Abbiamo creato uno stagno simile a un'area umida naturale che cerchiamo di rendere sempre più attrattivo per l'avifauna e aspettiamo anche la reintroduzione della Testuggine palustre (Emys orbicularis) dal centro di allevamento e tutela di Livorno Ferraris. Ma la cosa che più ci ha appassionato è stato quando il dipartimento di Zoologia dell'Università di Torino, che ha svolto nelle nostre risaie assieme ad Arpa Piemonte analisi della biodiversità nell'ambito di un progetto nazionale per valutare gli effetti dei fitosanitari nei siti Natura 2000, ci ha informati che sugli arginelli delle nostre risaie vive una rara farfalla, la Licena delle Paludi, dai bei colori aranciati sul dorso delle ali e turchese nella parte inferiore, protetta dall'Unione Europea in quanto in seria difficoltà su tutto il territorio continentale. Ci siamo consultati con loro, adottando le piante di Romice su cui avevano deposto le uova e quindi cambiato le modalità e i tempi dei lavori di manutenzione meccanica delle erbe in modo da preservarne la riproduzione. Abbiamo imparato anche noi a riconoscerle e curarle e nostro padre, che ora si diletta a guardarci nei lavori più faticosi ma è ancora sempre il falciatore ufficiale dell'azienda, ha imparato a riconoscere la pianta e così evitiamo di distruggere le uova e i bruchi.
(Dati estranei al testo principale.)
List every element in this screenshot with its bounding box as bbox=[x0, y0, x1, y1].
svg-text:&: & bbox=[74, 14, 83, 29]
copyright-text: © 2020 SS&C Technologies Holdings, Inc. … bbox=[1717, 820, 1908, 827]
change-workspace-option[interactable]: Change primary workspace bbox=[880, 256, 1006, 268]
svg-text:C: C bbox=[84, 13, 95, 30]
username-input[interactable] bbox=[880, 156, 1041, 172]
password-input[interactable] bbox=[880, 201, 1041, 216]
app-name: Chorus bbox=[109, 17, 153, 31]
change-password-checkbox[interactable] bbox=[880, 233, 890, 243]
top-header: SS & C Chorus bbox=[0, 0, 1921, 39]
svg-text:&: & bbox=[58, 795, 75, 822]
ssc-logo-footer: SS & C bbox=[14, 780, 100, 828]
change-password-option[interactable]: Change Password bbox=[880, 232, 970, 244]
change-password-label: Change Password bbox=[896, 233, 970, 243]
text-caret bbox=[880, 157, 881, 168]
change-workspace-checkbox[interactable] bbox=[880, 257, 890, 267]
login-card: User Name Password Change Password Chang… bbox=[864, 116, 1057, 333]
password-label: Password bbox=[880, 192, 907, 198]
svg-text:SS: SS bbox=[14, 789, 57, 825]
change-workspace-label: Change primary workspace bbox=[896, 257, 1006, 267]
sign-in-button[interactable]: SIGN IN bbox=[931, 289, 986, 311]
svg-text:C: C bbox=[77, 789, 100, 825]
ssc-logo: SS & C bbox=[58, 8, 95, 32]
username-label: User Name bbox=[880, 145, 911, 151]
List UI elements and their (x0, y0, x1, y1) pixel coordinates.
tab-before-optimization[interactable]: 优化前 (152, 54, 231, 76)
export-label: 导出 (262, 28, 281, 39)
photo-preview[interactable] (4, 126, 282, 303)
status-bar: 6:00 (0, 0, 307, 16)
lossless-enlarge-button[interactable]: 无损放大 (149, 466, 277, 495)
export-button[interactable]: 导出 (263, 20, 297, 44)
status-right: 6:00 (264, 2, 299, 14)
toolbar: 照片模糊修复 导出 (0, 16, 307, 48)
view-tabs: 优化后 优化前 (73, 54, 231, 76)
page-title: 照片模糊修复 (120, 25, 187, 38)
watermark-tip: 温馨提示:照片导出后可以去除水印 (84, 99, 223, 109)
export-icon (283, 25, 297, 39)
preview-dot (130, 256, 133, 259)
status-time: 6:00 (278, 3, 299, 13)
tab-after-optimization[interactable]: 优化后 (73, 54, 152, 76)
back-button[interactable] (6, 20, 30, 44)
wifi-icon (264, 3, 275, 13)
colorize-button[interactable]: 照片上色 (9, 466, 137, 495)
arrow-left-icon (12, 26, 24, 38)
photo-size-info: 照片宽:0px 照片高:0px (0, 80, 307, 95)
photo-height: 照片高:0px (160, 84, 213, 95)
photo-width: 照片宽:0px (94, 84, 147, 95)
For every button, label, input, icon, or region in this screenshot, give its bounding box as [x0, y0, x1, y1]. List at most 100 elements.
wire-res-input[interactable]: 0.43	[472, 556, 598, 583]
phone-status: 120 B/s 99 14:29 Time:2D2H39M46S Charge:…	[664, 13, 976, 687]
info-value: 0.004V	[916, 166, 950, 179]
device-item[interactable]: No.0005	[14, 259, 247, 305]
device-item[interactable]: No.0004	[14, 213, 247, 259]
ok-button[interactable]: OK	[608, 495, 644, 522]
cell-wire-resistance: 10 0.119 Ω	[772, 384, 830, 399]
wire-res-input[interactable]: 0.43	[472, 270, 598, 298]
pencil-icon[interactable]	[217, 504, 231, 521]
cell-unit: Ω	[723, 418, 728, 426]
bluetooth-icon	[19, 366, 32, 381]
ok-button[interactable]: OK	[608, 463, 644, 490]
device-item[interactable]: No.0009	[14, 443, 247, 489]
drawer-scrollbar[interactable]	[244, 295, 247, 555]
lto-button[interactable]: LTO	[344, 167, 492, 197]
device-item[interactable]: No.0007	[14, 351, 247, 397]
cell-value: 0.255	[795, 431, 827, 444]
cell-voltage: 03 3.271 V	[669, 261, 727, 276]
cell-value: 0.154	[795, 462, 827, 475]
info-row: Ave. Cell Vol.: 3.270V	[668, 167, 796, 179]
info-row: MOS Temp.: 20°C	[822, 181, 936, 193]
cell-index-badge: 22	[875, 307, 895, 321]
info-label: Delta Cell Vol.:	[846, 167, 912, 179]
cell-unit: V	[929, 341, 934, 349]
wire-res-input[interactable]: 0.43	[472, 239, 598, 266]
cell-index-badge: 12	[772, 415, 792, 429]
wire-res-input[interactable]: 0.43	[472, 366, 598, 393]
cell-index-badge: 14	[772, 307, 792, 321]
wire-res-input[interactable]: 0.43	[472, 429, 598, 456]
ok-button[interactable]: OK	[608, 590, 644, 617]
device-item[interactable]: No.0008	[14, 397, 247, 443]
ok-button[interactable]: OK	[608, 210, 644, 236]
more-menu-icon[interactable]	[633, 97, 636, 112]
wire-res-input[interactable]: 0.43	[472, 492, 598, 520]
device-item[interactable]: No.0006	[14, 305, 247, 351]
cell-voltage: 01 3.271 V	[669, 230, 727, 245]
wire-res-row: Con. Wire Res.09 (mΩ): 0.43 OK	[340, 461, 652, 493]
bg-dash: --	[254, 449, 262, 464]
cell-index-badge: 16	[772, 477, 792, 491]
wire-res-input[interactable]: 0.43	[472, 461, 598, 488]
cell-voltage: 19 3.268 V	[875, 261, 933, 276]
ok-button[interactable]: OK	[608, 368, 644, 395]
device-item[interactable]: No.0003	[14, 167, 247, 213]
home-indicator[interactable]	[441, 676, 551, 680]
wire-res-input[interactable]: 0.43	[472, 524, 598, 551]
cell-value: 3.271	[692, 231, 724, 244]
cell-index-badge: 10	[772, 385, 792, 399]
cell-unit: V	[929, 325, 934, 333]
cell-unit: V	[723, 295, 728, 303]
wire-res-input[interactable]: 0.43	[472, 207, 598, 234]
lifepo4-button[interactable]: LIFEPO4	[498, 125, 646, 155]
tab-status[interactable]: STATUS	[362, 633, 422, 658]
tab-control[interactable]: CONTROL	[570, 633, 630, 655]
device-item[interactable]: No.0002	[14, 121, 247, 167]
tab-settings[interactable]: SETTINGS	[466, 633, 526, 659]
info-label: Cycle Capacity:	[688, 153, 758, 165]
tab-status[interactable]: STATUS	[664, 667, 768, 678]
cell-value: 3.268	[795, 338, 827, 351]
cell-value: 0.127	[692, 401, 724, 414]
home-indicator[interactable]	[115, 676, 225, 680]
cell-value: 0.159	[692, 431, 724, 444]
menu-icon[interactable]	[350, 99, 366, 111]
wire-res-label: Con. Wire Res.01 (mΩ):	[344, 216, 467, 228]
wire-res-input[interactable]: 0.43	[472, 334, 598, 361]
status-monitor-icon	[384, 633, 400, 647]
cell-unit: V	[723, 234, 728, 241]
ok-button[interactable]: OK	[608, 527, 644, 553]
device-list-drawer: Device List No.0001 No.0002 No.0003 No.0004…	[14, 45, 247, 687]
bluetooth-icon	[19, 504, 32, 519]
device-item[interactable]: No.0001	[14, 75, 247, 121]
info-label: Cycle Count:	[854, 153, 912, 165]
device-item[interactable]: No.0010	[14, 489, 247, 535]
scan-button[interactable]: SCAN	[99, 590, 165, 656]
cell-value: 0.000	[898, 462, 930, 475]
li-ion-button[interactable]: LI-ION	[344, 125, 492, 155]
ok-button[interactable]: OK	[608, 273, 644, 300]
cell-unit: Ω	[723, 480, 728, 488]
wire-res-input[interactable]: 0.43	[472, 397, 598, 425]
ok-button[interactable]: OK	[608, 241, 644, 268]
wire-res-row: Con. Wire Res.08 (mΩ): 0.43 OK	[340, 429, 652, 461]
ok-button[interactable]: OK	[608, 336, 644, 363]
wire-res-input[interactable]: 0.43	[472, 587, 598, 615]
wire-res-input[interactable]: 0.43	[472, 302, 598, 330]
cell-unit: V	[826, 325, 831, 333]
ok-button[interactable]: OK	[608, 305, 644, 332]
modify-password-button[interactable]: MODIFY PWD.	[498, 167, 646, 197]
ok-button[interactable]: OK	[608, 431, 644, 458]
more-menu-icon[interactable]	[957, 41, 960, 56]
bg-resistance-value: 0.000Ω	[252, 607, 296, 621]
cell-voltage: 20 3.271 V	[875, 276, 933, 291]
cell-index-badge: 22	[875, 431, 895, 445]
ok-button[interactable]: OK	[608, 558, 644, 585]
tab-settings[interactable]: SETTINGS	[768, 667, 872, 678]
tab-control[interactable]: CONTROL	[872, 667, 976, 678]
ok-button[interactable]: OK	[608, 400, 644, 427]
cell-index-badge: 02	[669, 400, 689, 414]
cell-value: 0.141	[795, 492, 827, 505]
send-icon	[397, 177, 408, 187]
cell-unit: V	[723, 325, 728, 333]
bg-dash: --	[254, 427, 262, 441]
Ci piacerebbe custodire, allo stesso modo, la rarissima felce acquatica Isoetes malinverniana, le cui ultime stazioni al mondo resistono in pochi fossi irrigui non lontano da qui, ma non abbiamo ancora trovato la collocazione giusta e le forme di collaborazione per la reintroduzione.

Che idea vi siete fatti del rapporto tra biodiversità e produzione di cibo?

Per noi la biodiversità non è solo una cornice di qualità e bellezza in cui ci piace vedere crescere il nostro riso, ma siamo convinti che ci sia una sinergia e ce ne rendiamo conto man mano che passa il tempo e il nostro sistema riesce a rispondere alla variabilità climatica, allo squilibrio complessivo evidente dal proliferare di certe piante esotiche invasive, con la collaborazione di tutti gli esseri viventi compresi gli animali domestici di cui ci piace attorniarci (ndr. hanno una bellissima cavalla da tiro che si aggira per i campi, il cui nome è ovviamente Lycaena). Anche le piante arboree in mezzo alla camera di risaia, man mano che crescono ci rendiamo conto attirano più animali e piante che tengono lontano i patogeni. Non a caso abbiamo creato con altri agricoltori in tutta Italia - e con la collaborazione di Taffetani, docente all'Università delle Marche e di Vagge, docente dell'Università di Milano - un sistema di certificazione che si chiama Biodiversitas in cui la biodiversità non è solo un bel messaggio pubblicitario ma sostanziato da rigorosi controlli da parte di esperti botanici e zoologici, che certificano il sistema di gestione aziendale prima del prodotto.

Dobbiamo essere comunità. Dobbiamo ricordare che siamo correlati al resto della vita sulla Terra e alla società. Ecco perché dobbiamo fare di più per ricostruire delle economie rigenerative in un momento in cui il mondo si sta svegliando alla consapevolezza delle regole della natura e della salute del corpo e degli ecosistemi sani, alla ricerca di un pianeta sano e in equilibrio.